A KTable is an abstraction of a changelog stream, where each data record represents an update. More precisely, the value in a data record is interpreted as an “UPDATE” of the last value for the same record key,

Kafka Streams is a library for building streaming applications, specifically applications that transform input Kafka topics into output Kafka topics.

KStream handles the stream of records. On the other hand, KTable manages the changelog stream with the latest state of a given key. Each data record represents an update in KTable.

KStreams are stateless whereas KTable is stateful.


I read that I can use KTable instead of log compaction

A KTable depends on a compacted state store topic. They are not exclusive options

Or it has many more features

Well, why would you use a cache or Hashmap? The same answer can be applied to a KTable. The extra feature is that it can be shared and distributed across multiple instances of your application


You can do more research on the "Stream-Table Duality".

example of ktable and kstream and what can I do?

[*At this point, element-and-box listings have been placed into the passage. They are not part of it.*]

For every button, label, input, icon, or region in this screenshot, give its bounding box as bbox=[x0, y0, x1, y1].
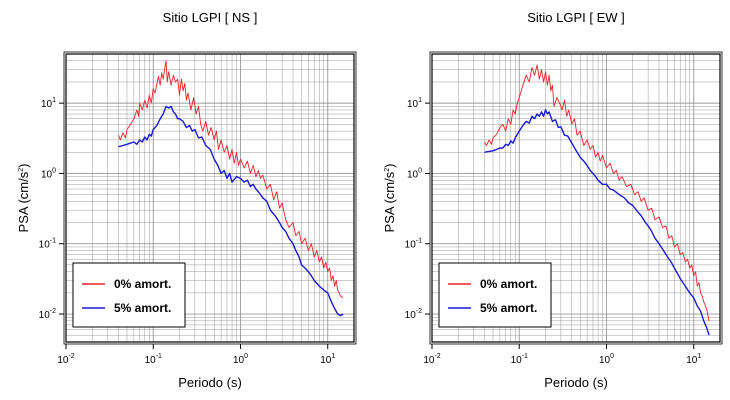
x-tick-label: 10-2 bbox=[423, 353, 440, 366]
y-tick-base: 10 bbox=[405, 310, 417, 321]
legend-label-1: 0% amort. bbox=[480, 277, 537, 291]
x-tick-base: 10 bbox=[320, 355, 332, 366]
y-tick-exp: 1 bbox=[418, 97, 422, 104]
x-tick-base: 10 bbox=[599, 355, 611, 366]
frame-outer bbox=[429, 51, 723, 345]
y-label-end: ) bbox=[382, 164, 397, 168]
x-tick-label: 10-1 bbox=[145, 353, 162, 366]
y-tick-base: 10 bbox=[407, 99, 419, 110]
legend-label-2: 5% amort. bbox=[480, 301, 537, 315]
y-tick-label: 101 bbox=[41, 97, 56, 110]
y-tick-base: 10 bbox=[405, 240, 417, 251]
y-label-sup: 2 bbox=[18, 168, 25, 172]
y-tick-label: 10-2 bbox=[39, 308, 56, 321]
y-tick-label: 100 bbox=[407, 167, 422, 180]
y-tick-label: 100 bbox=[41, 167, 56, 180]
frame-outer bbox=[63, 51, 357, 345]
x-tick-exp: 1 bbox=[697, 353, 701, 360]
chart-title: Sitio LGPI [ NS ] bbox=[163, 10, 258, 25]
x-tick-exp: 0 bbox=[610, 353, 614, 360]
y-tick-label: 101 bbox=[407, 97, 422, 110]
y-tick-label: 10-1 bbox=[405, 238, 422, 251]
x-tick-exp: -1 bbox=[522, 353, 528, 360]
series-line-2 bbox=[484, 109, 710, 336]
x-tick-exp: 0 bbox=[244, 353, 248, 360]
x-tick-label: 100 bbox=[233, 353, 248, 366]
y-tick-exp: -2 bbox=[416, 308, 422, 315]
x-tick-base: 10 bbox=[233, 355, 245, 366]
legend-label-1: 0% amort. bbox=[114, 277, 171, 291]
legend-box bbox=[72, 262, 186, 328]
series-line-1 bbox=[118, 60, 344, 299]
y-tick-exp: -1 bbox=[416, 238, 422, 245]
series-line-2 bbox=[118, 105, 344, 317]
x-tick-base: 10 bbox=[57, 355, 69, 366]
y-label-base: PSA (cm/s bbox=[382, 171, 397, 232]
x-tick-exp: -2 bbox=[434, 353, 440, 360]
y-tick-exp: 0 bbox=[418, 167, 422, 174]
legend: 0% amort. 5% amort. bbox=[438, 262, 552, 328]
legend-box bbox=[438, 262, 552, 328]
y-axis-label: PSA (cm/s2) bbox=[16, 164, 31, 233]
x-tick-label: 101 bbox=[320, 353, 335, 366]
x-tick-label: 10-1 bbox=[511, 353, 528, 366]
y-label-base: PSA (cm/s bbox=[16, 171, 31, 232]
y-tick-exp: -2 bbox=[50, 308, 56, 315]
y-tick-base: 10 bbox=[39, 310, 51, 321]
x-tick-base: 10 bbox=[511, 355, 523, 366]
y-tick-label: 10-2 bbox=[405, 308, 422, 321]
x-axis-label: Periodo (s) bbox=[544, 375, 608, 390]
x-tick-label: 10-2 bbox=[57, 353, 74, 366]
y-label-sup: 2 bbox=[384, 168, 391, 172]
series-line-1 bbox=[484, 64, 710, 321]
y-tick-base: 10 bbox=[41, 169, 53, 180]
y-tick-exp: -1 bbox=[50, 238, 56, 245]
x-tick-base: 10 bbox=[145, 355, 157, 366]
y-tick-base: 10 bbox=[407, 169, 419, 180]
y-tick-exp: 0 bbox=[52, 167, 56, 174]
x-tick-exp: -1 bbox=[156, 353, 162, 360]
frame bbox=[65, 53, 355, 343]
y-tick-label: 10-1 bbox=[39, 238, 56, 251]
chart-title: Sitio LGPI [ EW ] bbox=[527, 10, 625, 25]
x-axis-label: Periodo (s) bbox=[178, 375, 242, 390]
x-tick-exp: -2 bbox=[68, 353, 74, 360]
x-tick-label: 100 bbox=[599, 353, 614, 366]
x-tick-label: 101 bbox=[686, 353, 701, 366]
frame bbox=[431, 53, 721, 343]
y-label-end: ) bbox=[16, 164, 31, 168]
legend: 0% amort. 5% amort. bbox=[72, 262, 186, 328]
legend-label-2: 5% amort. bbox=[114, 301, 171, 315]
y-axis-label: PSA (cm/s2) bbox=[382, 164, 397, 233]
x-tick-base: 10 bbox=[423, 355, 435, 366]
y-tick-base: 10 bbox=[39, 240, 51, 251]
x-tick-exp: 1 bbox=[331, 353, 335, 360]
x-tick-base: 10 bbox=[686, 355, 698, 366]
y-tick-base: 10 bbox=[41, 99, 53, 110]
y-tick-exp: 1 bbox=[52, 97, 56, 104]
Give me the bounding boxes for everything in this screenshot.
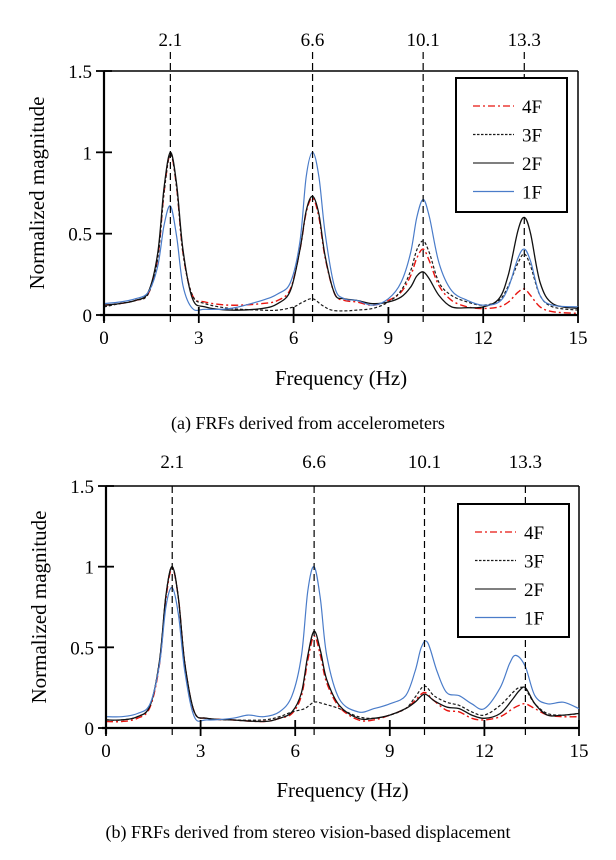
panel-caption: (a) FRFs derived from accelerometers (171, 413, 445, 434)
y-axis-title: Normalized magnitude (27, 510, 51, 703)
legend-box (455, 77, 568, 213)
reference-label: 2.1 (158, 30, 182, 51)
reference-label: 13.3 (509, 452, 542, 473)
x-tick-label: 6 (290, 741, 300, 762)
legend-label-4F: 4F (524, 523, 544, 544)
y-tick-label: 1.5 (70, 477, 94, 498)
x-axis-title: Frequency (Hz) (276, 778, 408, 802)
series-group (103, 151, 579, 315)
legend-label-2F: 2F (522, 154, 542, 175)
y-tick-label: 0 (83, 306, 93, 327)
x-tick-label: 0 (99, 328, 109, 349)
reference-label: 13.3 (508, 30, 541, 51)
series-line-2F (103, 151, 579, 311)
series-line-1F (103, 151, 579, 312)
reference-label: 10.1 (408, 452, 441, 473)
legend: 4F 3F 2F 1F (455, 77, 568, 213)
reference-label: 6.6 (301, 30, 325, 51)
legend-label-1F: 1F (522, 183, 542, 204)
x-tick-label: 9 (385, 741, 395, 762)
x-tick-label: 3 (196, 741, 206, 762)
y-axis-title: Normalized magnitude (25, 96, 49, 289)
x-tick-label: 9 (384, 328, 394, 349)
x-tick-label: 12 (474, 328, 493, 349)
x-tick-label: 6 (289, 328, 299, 349)
legend-label-2F: 2F (524, 580, 544, 601)
legend-label-1F: 1F (524, 609, 544, 630)
y-tick-label: 0 (85, 719, 95, 740)
reference-label: 2.1 (160, 452, 184, 473)
reference-label: 10.1 (407, 30, 440, 51)
y-tick-label: 0.5 (68, 225, 92, 246)
reference-label: 6.6 (302, 452, 326, 473)
legend: 4F 3F 2F 1F (457, 503, 570, 638)
y-tick-label: 1.5 (68, 62, 92, 83)
y-tick-label: 0.5 (70, 638, 94, 659)
x-tick-label: 3 (194, 328, 204, 349)
legend-label-3F: 3F (524, 552, 544, 573)
legend-label-4F: 4F (522, 97, 542, 118)
chart-panel-a: 2.1 6.6 10.1 13.3 0 0.5 1 1.5 0 3 6 9 12 15 Frequency … (25, 30, 588, 434)
chart-panel-b: 2.1 6.6 10.1 13.3 0 0.5 1 1.5 0 3 6 9 12 15 Frequency … (27, 452, 589, 843)
series-line-1F (105, 566, 580, 722)
x-axis-title: Frequency (Hz) (275, 366, 407, 390)
series-group (105, 566, 580, 723)
legend-label-3F: 3F (522, 126, 542, 147)
x-tick-label: 15 (570, 741, 589, 762)
legend-box (457, 503, 570, 638)
panel-caption: (b) FRFs derived from stereo vision-base… (106, 822, 511, 843)
x-tick-label: 12 (475, 741, 494, 762)
x-tick-label: 0 (101, 741, 111, 762)
y-tick-label: 1 (83, 143, 93, 164)
series-line-2F (105, 566, 580, 723)
y-tick-label: 1 (85, 558, 95, 579)
x-tick-label: 15 (569, 328, 588, 349)
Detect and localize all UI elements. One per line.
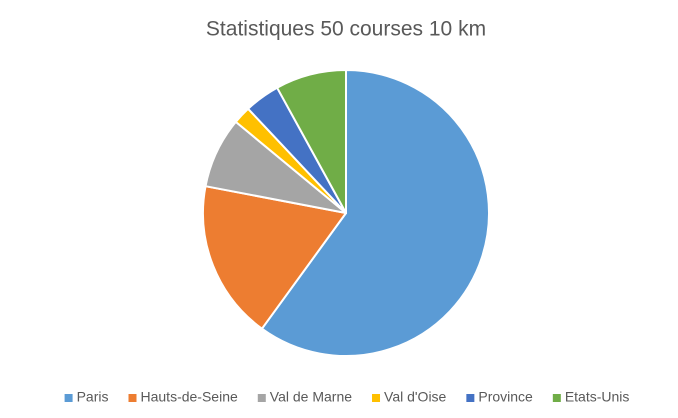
legend-marker: [128, 394, 137, 402]
legend-label: Val d'Oise: [384, 389, 447, 405]
legend-marker: [372, 394, 381, 402]
legend-marker: [552, 394, 561, 402]
legend-marker: [466, 394, 475, 402]
legend-marker: [64, 394, 73, 402]
pie-slice: [260, 69, 490, 357]
pie: [202, 69, 490, 357]
legend-label: Val de Marne: [270, 389, 352, 405]
legend-marker: [257, 394, 266, 402]
pie-slice: [276, 69, 347, 214]
legend-label: Province: [478, 389, 533, 405]
legend-label: Etats-Unis: [565, 389, 630, 405]
legend-label: Paris: [77, 389, 109, 405]
legend: Paris Hauts-de-Seine Val de Marne Val d'Ois…: [64, 389, 630, 405]
pie-slice: [202, 185, 347, 330]
legend-label: Hauts-de-Seine: [141, 389, 238, 405]
chart-title: Statistiques 50 courses 10 km: [206, 18, 486, 41]
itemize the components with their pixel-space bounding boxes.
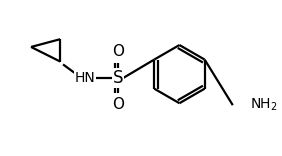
Text: HN: HN xyxy=(75,71,96,85)
Text: NH$_2$: NH$_2$ xyxy=(250,97,278,113)
Text: O: O xyxy=(112,97,124,112)
Text: S: S xyxy=(113,69,124,87)
Text: O: O xyxy=(112,44,124,59)
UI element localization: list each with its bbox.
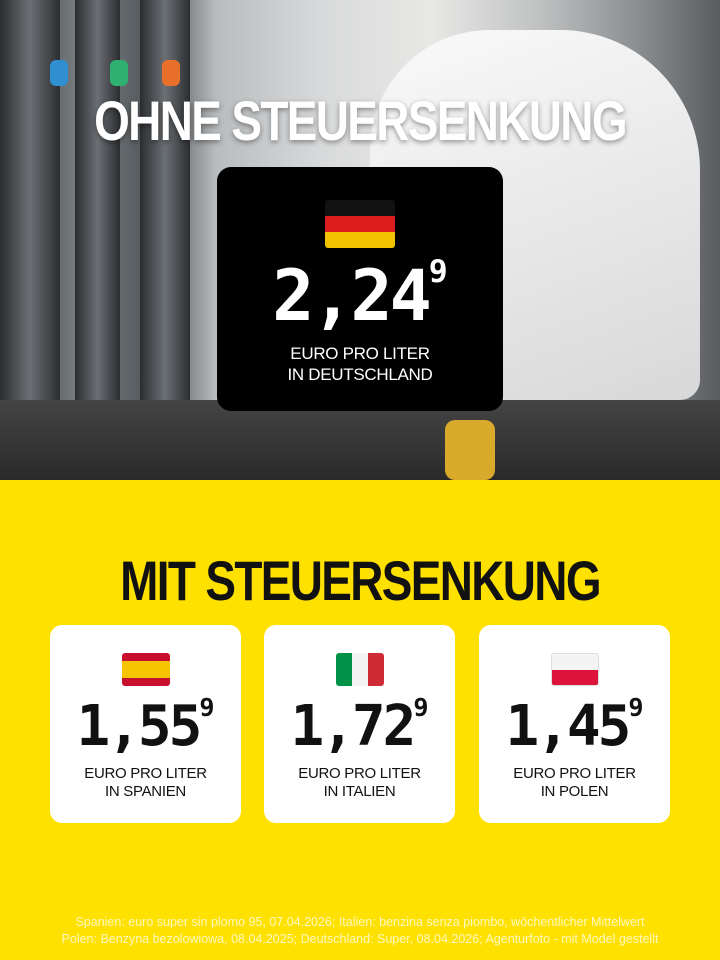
source-footnote: Spanien: euro super sin plomo 95, 07.04.… xyxy=(0,914,720,948)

A KStream is an audit log of all, or a filtered subset of events in the topic. It's hard to quickly pick out any given event

A KTable holds the most recent keyed event from a stream and allows for fast key lookups

A counter is the simplest example; You have a stream of events (say, words from hashtags)

#kafka is great
working with #kafka today
#streaming all the things

So, that's the stream. You then need to consume this stream into an aggregated table, parsing out and counting the hashtags, resulting in key value pairs

(kafka, 2)
(streaming, 1)

However, if you were to query the table immediately after the first event (before the table consumed the remaining events) you'd only see (kafka, 1).